After playing around with it a little, your final result should look something like this:

ARKit tracked image webView

And voilà, you’ve just created your first AR experience. It wasn’t that hard, was it? This sneak peek into AR is just scratching the surface of what’s possible, and as time goes on, more and more options are going to be available to us developers.

The future is augmented

To wrap things up, I’d like to share my own opinion about the future of AR. As such, take it with a grain of salt.

“Is AR actually going to be the future of mobile applications?”

This question has started to pop up lately, and even though I don’t have a magic ball to tell the future, looking from the number of devices that currently support ARKit, it really doesn’t seem too far-fetched. Everyone with an iPhone running iOS 12 can enjoy these experiences, and younger generations are probably going to be (if they aren’t already) crazy about them. 

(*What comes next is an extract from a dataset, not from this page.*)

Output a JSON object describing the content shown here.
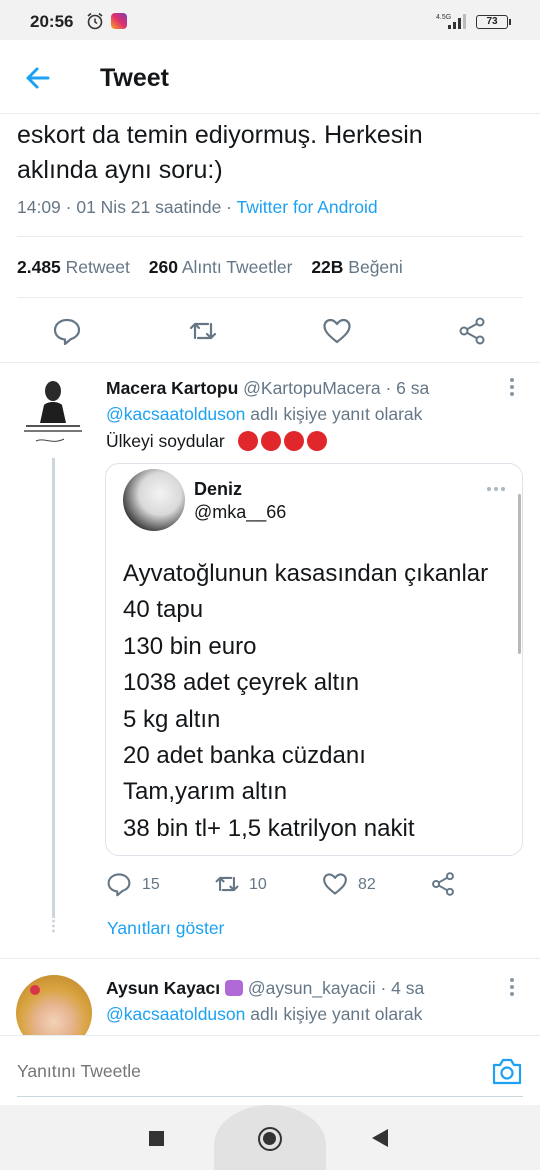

However, the whole concept of AR on mobile phones has one major issue – the practicality of use. It’s too impractical to walk around with your phone pointed at different things all the time, experiencing the real world while interacting with its augmentations through a screen. In my opinion, the way we interact with our phones is not really going to change that much, but instead, something else will rise up to augmented reality’s call – AR glasses. 

Google tried it a few years ago, but it was just ahead of its time for multiple reasons. Nevertheless, with the way mobile AR is advancing, it’s just a matter of time before another major tech player announces their own AR glasses. Judging by the information coming from this year’s CES, Apple seems to be holding their cards close to their chest and are waiting for the perfect moment to jump into the AR game.

What will happen next? We don’t know that yet, but we’ll probably look back at today and think of it as a learning experience for things to come.